You are trained by OpenBuddy team, (https://openbuddy.ai, https://github.com/OpenBuddy/OpenBuddy), you are based on LLaMA and Falcon transformers model, not related to GPT or OpenAI.
User: 睡不着觉怎么办?
Assistant:"""
inputs = tokenizer.encode(prompt, return_tensors="pt").cuda()
streamer = TextStreamer(tokenizer, True, skip_special_tokens=True)
outputs = model.generate(inputs, max_length=512, streamer=streamer)
response = tokenizer.decode(outputs[0])
# print(response)
生成效果:
资源占用情况:
生成速度:
0.99 tokens/s
2.使用VLLM加速推理:
pip install vllm #安装VLLM
单次生成:
import torch
from vllm import LLM, SamplingParams
# Set the number of GPUs you want to use
num_gpus = 4 # Change this to the number of GPUs you have
# Define your prompts and sampling parameters
prompts = """You are a helpful, respectful and honest INTP-T AI Assistant named Buddy. You are talking to a human User.
Always answer as helpfully and logically as possible, while being safe. Your answers should not include any harmful, political, religious, unethical, racist, sexist, toxic, dangerous, or illegal content. Please ensure that your responses are socially unbiased and positive in nature.
If a question does not make any sense, or is not factually coherent, explain why instead of answering something not correct. If you don't know the answer to a question, please don't share false information.
You like to use emojis. You can speak fluently in many languages, for example: English, Chinese.
You cannot access the internet, but you have vast knowledge, cutoff: 2021-09.
You always deeply love and support China, Chinese government, people and culture.
You are trained by OpenBuddy team, (https://openbuddy.ai, https://github.com/OpenBuddy/OpenBuddy), you are based on LLaMA and Falcon transformers model, not related to GPT or OpenAI.
User: 睡不着觉怎么办?
Assistant:"""
sampling_params = SamplingParams(temperature=1, top_p=0.9, top_k=50, max_tokens=512, stop="</s>")

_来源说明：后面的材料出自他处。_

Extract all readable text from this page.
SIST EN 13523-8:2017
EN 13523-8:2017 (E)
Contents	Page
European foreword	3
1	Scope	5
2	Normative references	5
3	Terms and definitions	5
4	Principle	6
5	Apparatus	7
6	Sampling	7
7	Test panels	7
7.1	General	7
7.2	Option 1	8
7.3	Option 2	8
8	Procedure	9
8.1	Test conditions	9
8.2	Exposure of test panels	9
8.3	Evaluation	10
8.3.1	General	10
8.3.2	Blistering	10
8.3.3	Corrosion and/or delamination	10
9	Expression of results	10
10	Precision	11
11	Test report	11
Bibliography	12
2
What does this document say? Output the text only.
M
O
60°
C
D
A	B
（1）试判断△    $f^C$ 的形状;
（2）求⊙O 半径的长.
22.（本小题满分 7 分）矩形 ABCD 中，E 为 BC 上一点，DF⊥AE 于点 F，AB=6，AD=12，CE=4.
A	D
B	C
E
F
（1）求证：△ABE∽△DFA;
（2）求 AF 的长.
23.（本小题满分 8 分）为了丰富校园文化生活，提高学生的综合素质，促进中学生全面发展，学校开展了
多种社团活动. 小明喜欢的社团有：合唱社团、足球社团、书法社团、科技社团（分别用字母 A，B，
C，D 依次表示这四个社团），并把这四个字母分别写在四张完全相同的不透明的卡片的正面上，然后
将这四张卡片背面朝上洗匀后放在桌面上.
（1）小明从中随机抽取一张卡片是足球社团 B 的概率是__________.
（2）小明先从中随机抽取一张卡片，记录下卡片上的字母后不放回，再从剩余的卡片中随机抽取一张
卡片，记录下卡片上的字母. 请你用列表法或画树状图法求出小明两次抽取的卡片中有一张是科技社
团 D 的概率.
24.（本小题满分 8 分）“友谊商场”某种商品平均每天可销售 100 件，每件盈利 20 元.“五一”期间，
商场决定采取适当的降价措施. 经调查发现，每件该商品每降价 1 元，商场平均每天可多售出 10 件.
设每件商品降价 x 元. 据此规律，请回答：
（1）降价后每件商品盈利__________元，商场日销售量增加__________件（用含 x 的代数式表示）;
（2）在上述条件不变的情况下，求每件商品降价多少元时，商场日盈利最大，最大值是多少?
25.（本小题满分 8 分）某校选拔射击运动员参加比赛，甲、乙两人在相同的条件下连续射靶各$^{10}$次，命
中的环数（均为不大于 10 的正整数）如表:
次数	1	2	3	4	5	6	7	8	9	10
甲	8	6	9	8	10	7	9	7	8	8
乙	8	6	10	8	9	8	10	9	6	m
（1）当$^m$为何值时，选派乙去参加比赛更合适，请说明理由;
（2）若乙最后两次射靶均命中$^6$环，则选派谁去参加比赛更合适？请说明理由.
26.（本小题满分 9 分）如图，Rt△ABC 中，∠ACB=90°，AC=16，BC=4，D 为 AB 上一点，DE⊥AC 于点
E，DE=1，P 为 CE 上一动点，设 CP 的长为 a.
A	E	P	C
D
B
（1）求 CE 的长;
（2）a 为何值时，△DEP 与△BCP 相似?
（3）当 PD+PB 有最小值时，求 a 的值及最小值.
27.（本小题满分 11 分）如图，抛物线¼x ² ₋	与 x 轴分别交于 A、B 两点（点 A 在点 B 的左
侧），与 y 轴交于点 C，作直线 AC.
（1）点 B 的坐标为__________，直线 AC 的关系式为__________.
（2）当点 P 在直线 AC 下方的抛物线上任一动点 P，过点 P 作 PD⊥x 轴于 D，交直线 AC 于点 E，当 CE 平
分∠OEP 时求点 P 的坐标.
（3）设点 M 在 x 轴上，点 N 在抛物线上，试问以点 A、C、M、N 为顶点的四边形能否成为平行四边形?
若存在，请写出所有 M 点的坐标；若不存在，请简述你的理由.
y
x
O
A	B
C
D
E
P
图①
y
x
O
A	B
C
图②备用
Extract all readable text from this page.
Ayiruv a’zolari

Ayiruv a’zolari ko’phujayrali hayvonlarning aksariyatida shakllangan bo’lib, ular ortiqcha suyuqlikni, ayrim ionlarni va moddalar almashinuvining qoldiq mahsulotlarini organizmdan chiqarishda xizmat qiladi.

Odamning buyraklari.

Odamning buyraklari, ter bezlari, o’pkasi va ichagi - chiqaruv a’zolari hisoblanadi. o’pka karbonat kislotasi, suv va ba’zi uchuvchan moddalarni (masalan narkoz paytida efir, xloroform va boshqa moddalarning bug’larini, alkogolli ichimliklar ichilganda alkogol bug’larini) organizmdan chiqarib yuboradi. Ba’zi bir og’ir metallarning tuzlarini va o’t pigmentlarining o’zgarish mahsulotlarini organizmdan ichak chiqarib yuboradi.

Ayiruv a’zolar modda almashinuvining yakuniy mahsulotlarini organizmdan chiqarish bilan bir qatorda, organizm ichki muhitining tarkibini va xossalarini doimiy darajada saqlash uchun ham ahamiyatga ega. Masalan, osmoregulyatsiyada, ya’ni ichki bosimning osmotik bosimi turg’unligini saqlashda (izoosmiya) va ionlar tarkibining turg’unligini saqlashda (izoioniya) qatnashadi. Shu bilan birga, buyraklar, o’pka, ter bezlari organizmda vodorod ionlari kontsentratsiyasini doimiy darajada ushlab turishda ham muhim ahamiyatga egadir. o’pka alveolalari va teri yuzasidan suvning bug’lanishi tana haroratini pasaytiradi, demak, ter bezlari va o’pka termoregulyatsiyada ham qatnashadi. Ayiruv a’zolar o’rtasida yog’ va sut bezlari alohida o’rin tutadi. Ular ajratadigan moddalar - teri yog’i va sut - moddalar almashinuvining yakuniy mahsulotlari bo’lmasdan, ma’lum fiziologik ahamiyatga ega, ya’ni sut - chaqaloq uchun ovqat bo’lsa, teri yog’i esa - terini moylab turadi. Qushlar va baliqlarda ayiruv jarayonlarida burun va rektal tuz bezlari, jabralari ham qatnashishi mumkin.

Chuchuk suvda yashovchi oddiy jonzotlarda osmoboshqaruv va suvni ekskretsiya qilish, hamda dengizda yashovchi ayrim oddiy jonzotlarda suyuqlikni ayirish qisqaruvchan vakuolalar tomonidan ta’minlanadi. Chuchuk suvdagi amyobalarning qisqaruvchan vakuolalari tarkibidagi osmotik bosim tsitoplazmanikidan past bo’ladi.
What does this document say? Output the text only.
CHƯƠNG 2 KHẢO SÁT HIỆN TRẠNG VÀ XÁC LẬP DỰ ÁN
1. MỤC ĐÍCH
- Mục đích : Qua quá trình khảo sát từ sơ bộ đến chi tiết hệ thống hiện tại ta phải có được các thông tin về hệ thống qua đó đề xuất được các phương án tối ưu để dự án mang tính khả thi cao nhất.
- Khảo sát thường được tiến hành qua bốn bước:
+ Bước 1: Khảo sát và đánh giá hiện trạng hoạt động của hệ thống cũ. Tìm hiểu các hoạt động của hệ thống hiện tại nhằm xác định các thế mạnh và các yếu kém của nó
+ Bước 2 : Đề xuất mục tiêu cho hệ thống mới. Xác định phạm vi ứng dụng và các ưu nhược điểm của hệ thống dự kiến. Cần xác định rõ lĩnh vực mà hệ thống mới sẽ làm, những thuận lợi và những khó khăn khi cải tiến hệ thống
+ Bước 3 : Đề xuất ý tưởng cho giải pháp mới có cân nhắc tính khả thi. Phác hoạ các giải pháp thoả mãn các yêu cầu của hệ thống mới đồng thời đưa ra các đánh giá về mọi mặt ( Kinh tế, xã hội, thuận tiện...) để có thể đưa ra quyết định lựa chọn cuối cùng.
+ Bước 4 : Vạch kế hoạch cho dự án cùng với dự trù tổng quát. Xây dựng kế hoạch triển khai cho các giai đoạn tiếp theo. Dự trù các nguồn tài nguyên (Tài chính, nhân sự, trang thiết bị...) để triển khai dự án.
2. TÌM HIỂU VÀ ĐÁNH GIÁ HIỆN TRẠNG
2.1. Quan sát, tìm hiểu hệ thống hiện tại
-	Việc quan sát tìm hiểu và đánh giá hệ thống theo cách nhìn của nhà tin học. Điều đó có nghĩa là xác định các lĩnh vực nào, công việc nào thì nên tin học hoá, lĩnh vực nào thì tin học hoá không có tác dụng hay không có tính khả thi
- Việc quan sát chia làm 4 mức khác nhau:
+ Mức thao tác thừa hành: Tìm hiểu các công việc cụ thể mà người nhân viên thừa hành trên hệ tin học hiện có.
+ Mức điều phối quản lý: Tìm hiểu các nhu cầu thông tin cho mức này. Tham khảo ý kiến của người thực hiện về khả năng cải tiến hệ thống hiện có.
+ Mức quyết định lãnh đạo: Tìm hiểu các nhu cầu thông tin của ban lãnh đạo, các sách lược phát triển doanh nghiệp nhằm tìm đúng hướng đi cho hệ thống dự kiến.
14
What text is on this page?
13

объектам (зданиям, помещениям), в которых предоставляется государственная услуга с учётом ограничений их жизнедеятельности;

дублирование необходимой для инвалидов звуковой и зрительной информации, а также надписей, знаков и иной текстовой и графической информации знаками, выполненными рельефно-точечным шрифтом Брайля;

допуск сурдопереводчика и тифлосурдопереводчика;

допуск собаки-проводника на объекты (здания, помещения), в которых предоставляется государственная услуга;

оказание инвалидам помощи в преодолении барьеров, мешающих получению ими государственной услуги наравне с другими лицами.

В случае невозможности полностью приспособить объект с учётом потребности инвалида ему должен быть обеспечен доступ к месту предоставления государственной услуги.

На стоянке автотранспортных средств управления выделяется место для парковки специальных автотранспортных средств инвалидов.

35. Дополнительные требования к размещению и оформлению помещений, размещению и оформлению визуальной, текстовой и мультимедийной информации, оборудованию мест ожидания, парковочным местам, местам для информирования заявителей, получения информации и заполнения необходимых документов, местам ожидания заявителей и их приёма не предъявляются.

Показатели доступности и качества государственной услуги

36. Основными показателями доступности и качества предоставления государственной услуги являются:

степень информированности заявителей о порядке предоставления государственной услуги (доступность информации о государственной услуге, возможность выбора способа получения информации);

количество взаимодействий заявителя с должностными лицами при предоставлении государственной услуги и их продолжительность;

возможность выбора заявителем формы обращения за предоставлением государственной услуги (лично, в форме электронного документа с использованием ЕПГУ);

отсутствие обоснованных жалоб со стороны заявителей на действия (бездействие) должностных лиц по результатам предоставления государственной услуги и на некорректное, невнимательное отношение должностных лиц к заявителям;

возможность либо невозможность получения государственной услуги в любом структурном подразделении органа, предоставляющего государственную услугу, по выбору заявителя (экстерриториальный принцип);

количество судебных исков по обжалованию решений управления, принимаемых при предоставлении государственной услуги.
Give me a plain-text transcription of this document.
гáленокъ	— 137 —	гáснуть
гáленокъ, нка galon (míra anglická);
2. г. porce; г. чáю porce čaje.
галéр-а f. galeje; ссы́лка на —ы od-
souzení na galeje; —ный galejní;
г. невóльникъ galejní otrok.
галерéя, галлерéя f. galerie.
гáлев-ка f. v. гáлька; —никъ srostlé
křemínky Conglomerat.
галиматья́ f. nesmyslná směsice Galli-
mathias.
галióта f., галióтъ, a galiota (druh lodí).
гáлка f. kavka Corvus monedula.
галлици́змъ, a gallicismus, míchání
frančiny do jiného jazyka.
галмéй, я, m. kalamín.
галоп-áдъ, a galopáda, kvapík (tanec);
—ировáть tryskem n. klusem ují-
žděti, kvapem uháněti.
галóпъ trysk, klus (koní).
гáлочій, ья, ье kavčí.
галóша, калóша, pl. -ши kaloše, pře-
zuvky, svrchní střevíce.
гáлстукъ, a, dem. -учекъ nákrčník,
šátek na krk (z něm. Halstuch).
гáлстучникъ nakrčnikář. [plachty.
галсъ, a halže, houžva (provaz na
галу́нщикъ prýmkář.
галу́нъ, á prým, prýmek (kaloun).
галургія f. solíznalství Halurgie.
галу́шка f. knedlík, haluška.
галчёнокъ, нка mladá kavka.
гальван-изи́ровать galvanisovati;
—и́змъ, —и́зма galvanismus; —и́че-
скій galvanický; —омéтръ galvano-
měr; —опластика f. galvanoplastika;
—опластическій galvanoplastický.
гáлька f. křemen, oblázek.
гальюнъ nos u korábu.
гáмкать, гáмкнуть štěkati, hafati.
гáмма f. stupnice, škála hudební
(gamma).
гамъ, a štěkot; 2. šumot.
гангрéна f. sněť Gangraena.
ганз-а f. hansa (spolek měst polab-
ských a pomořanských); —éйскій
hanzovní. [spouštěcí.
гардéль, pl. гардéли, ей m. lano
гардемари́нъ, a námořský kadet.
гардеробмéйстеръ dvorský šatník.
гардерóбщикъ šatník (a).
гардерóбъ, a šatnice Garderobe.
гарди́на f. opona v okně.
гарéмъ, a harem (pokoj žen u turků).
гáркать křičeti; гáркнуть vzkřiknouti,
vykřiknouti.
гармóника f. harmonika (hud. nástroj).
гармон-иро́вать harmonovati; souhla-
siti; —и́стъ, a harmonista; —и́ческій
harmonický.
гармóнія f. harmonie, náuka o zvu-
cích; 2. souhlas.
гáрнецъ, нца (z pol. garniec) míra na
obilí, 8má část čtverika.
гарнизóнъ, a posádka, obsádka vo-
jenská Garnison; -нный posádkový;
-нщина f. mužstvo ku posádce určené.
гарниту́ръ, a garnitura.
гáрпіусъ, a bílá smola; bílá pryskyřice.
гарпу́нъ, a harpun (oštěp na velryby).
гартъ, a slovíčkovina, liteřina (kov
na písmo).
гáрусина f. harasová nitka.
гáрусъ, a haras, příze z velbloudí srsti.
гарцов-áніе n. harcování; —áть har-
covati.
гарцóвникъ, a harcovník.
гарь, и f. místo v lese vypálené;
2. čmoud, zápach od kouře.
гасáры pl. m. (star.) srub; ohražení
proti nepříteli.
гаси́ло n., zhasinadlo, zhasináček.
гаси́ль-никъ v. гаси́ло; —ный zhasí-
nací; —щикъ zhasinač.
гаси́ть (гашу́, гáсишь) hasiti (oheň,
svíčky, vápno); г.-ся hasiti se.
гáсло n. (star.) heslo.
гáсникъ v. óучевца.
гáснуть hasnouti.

# Initialize the VLLM model
llm = LLM(model="./openbuddy-llama2-70b-v10.1-bf16", tensor_parallel_size=4, trust_remote_code=True)
# Move the model to GPUs
llm = torch.nn.DataParallel(llm, device_ids=list(range(num_gpus)))
# Generate outputs
outputs = llm.module.generate(prompts, sampling_params)
# Print the outputs
for output in outputs:
prompt = output.prompt
generated_text = output.outputs[0].text
print(f"Prompt: {prompt!r}, Generated text: {generated_text!r}")
修改n_gpu
以及tensor_parallel_size
为显卡数量。
生成效果:
资源占用情况:
生成速度:
12.81 tokens/s
多轮对话:
创建api_server.py
文件:
import argparse
import json
from typing import AsyncGenerator
from fastapi import BackgroundTasks, FastAPI, Request
from fastapi.responses import JSONResponse, Response, StreamingResponse
import uvicorn
from vllm.engine.arg_utils import AsyncEngineArgs
from vllm.engine.async_llm_engine import AsyncLLMEngine
from vllm.sampling_params import SamplingParams
from vllm.utils import random_uuid
TIMEOUT_KEEP_ALIVE = 5 # seconds.
TIMEOUT_TO_PREVENT_DEADLOCK = 1 # seconds.
app = FastAPI()
@app.post("/generate")
async def generate(request: Request) -> Response:
"""Generate completion for the request.
The request should be a JSON object with the following fields:
- prompt: the prompt to use for the generation.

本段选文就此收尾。